Psoriasis: What You Need to Know
Psoriasis is a chronic, immune‑mediated skin disease. The most common type, plaque psoriasis, causes well‑demarcated, erythematous plaques with overlying silvery scale. It’s not contagious, tends to wax and wane, and is associated with systemic comorbidities.
Key Features and Variants
- Plaque psoriasis: symmetric plaques on extensor surfaces (elbows, knees), scalp, lumbosacral area; Auspitz sign (pinpoint bleeding when scale is removed).
- Nail disease: pitting, onycholysis, subungual hyperkeratosis, nail crumbling.
- Scalp, inverse (intertriginous/flexural), guttate (post‑streptococcal), palmoplantar, pustular, and erythrodermic variants.
- Koebner phenomenon: new lesions at sites of skin injury.
Common Triggers and Risk Factors
- Infections (especially streptococcal for guttate), stress, cold/dry weather, smoking, alcohol, skin trauma, certain medications (e.g., beta‑blockers, lithium, antimalarials), and abrupt steroid withdrawal.
- Flares around menses can occur; pregnancy course is variable.
Associated Conditions
- Psoriatic arthritis (joint pain, morning stiffness, dactylitis, enthesitis).
- Metabolic syndrome, obesity, dyslipidemia, type 2 diabetes, hypertension, nonalcoholic fatty liver disease.
- Depression and anxiety; increased cardiovascular risk.
Diagnosis
- Usually clinical based on morphology and distribution; consider dermoscopy.
- Skin biopsy when diagnosis is uncertain or to rule out mimickers (tinea, eczema, cutaneous T‑cell lymphoma).
Treatment Options
Choice depends on severity, location, and impact on quality of life. Combine emollients with targeted therapies.
Topical therapy (first‑line for mild disease)
– Corticosteroids (potency matched to site; limit strong steroids on face, genitals, and folds; pulse or weekend therapy to reduce atrophy).
– Vitamin D analogs (calcipotriene/calcitriol), often combined with steroids.
– Topical retinoid (tazarotene) for plaques; avoid in pregnancy.
– Calcineurin inhibitors (tacrolimus/pimecrolimus) for face and intertriginous areas (off‑label for psoriasis).
– Scalp: medicated shampoos (tar, salicylic acid) and steroid foams/solutions.
Phototherapy (for widespread or refractory disease)
– Narrowband UVB is preferred; PUVA in select cases. Monitor for phototoxicity and long‑term risks.
Systemic/biologic therapy (moderate–severe disease or psoriatic arthritis)
– Oral agents: methotrexate, cyclosporine, acitretin, apremilast. Monitor labs and contraindications (e.g., hepatotoxicity with methotrexate, teratogenicity with acitretin/methotrexate).
– Biologics: TNF‑alpha inhibitors (e.g., adalimumab), IL‑17 inhibitors (e.g., secukinumab), IL‑23 inhibitors (e.g., guselkumab), and IL‑12/23 inhibitor (ustekinumab). Screen for TB and hepatitis before initiation; ongoing infection monitoring needed.

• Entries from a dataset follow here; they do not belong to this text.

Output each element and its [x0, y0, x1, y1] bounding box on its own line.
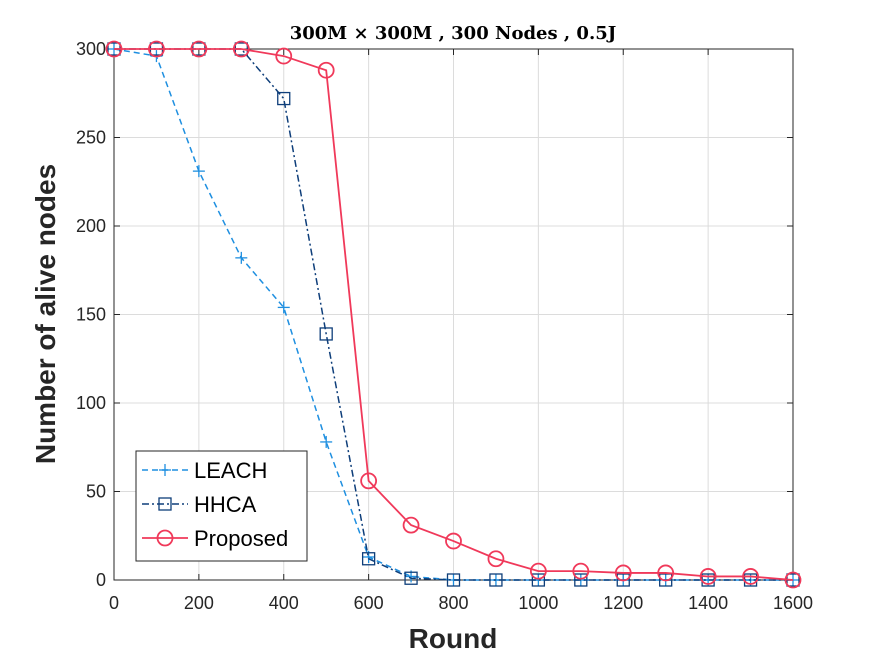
x-tick-label: 1200: [603, 593, 643, 613]
data-point-proposed: [190, 40, 208, 58]
data-point-proposed: [105, 40, 123, 58]
legend-label: HHCA: [194, 492, 257, 517]
legend-marker: [156, 529, 174, 547]
data-point-leach: [235, 251, 248, 264]
data-point-proposed: [572, 562, 590, 580]
data-point-proposed: [742, 568, 759, 585]
data-point-proposed: [657, 564, 675, 582]
legend-label: Proposed: [194, 526, 288, 551]
x-tick-label: 800: [438, 593, 468, 613]
legend-item-hhca: HHCA: [142, 492, 257, 517]
data-point-hhca: [574, 573, 588, 587]
data-point-proposed: [232, 40, 250, 58]
x-tick-label: 0: [109, 593, 119, 613]
x-tick-label: 600: [354, 593, 384, 613]
data-point-hhca: [489, 573, 503, 587]
data-point-hhca: [319, 327, 333, 341]
data-point-proposed: [699, 568, 717, 585]
data-point-hhca: [659, 573, 673, 587]
y-tick-label: 150: [76, 305, 106, 325]
series-proposed: [105, 40, 802, 589]
data-point-leach: [192, 165, 205, 178]
x-tick-label: 1000: [518, 593, 558, 613]
data-point-proposed: [317, 61, 335, 79]
data-point-proposed: [402, 516, 420, 534]
legend-items: LEACH HHCA Proposed: [142, 458, 288, 551]
data-point-hhca: [616, 573, 630, 587]
y-tick-label: 0: [96, 570, 106, 590]
data-point-hhca: [531, 573, 546, 587]
data-point-hhca: [404, 571, 418, 585]
y-tick-label: 300: [76, 39, 106, 59]
legend-item-proposed: Proposed: [142, 526, 288, 551]
legend-label: LEACH: [194, 458, 267, 483]
data-point-proposed: [360, 472, 378, 490]
data-point-proposed: [529, 562, 547, 580]
data-point-proposed: [275, 47, 293, 65]
legend-marker: [159, 464, 171, 476]
series-layer: [105, 40, 802, 589]
legend: LEACH HHCA Proposed: [135, 450, 308, 562]
x-axis-label: Round: [409, 623, 498, 654]
data-point-leach: [320, 435, 333, 448]
data-point-proposed: [445, 532, 462, 550]
series-line-proposed: [114, 48, 794, 581]
data-point-leach: [277, 301, 290, 314]
data-point-proposed: [784, 571, 802, 589]
series-line-hhca: [114, 48, 793, 581]
y-tick-label: 50: [86, 482, 106, 502]
legend-item-leach: LEACH: [142, 458, 267, 483]
x-tick-label: 1600: [773, 593, 813, 613]
data-point-hhca: [277, 91, 291, 106]
x-tick-label: 1400: [688, 593, 728, 613]
axis-ticks: 0 200 400 600 800 1000 1200 1400 1600 0 50 100 150 20…: [76, 39, 813, 613]
data-point-proposed: [148, 40, 165, 58]
x-tick-label: 400: [269, 593, 299, 613]
data-point-proposed: [614, 564, 632, 582]
x-tick-label: 200: [184, 593, 214, 613]
data-point-hhca: [361, 552, 376, 566]
y-axis-label: Number of alive nodes: [30, 164, 61, 464]
y-tick-label: 100: [76, 393, 106, 413]
legend-marker: [158, 497, 172, 511]
series-hhca: [107, 42, 800, 587]
y-tick-label: 200: [76, 216, 106, 236]
chart-title: 300M × 300M , 300 Nodes , 0.5J: [290, 23, 617, 44]
data-point-hhca: [446, 573, 461, 587]
y-tick-label: 250: [76, 128, 106, 148]
data-point-proposed: [487, 550, 505, 568]
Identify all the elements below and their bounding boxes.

– Avoid systemic corticosteroids when possible due to risk of rebound or pustular flares unless specialist‑directed.
Special Areas and Populations
- Face, genitals, and skin folds: favor low‑potency steroids, calcineurin inhibitors, and careful use of vitamin D analogs.
- Pregnancy/breastfeeding: prefer emollients, low‑ to mid‑potency topical steroids, and NB‑UVB; avoid methotrexate, acitretin, and tazarotene.
- Children: emphasize emollients, appropriate‑potency topicals, and specialist guidance for phototherapy/systemics.
Daily Care and Lifestyle
- Emollients: apply liberally after bathing; ointments/creams are more effective than lotions.
- Gentle skin care; avoid harsh scrubs and picking scales.
- Manage weight, stop smoking, limit alcohol; treat streptococcal infections when present.
- Stress reduction (sleep, exercise, CBT/mindfulness) may help with flares.
When to Seek Medical Care (Red Flags)
- Extensive body‑surface involvement; face/genital involvement with significant symptoms.
- Signs of infection (increasing pain, redness, warmth, pus) or fever.
- Pustular lesions, erythroderma, or rapid worsening.
- Joint pain or stiffness (possible psoriatic arthritis).
What Not to Do
- Don’t apply acids, vinegar, garlic, cayenne, or homemade concoctions to lesions — they can irritate and worsen the skin.
- Avoid long‑term use of potent topical steroids without guidance; monitor for skin atrophy and tachyphylaxis.
- Antibiotics don’t treat psoriasis unless there’s a secondary bacterial infection.
Educational information only; work with a clinician to tailor therapy and monitor for comorbidities, especially psoriatic arthritis and cardiovascular risk.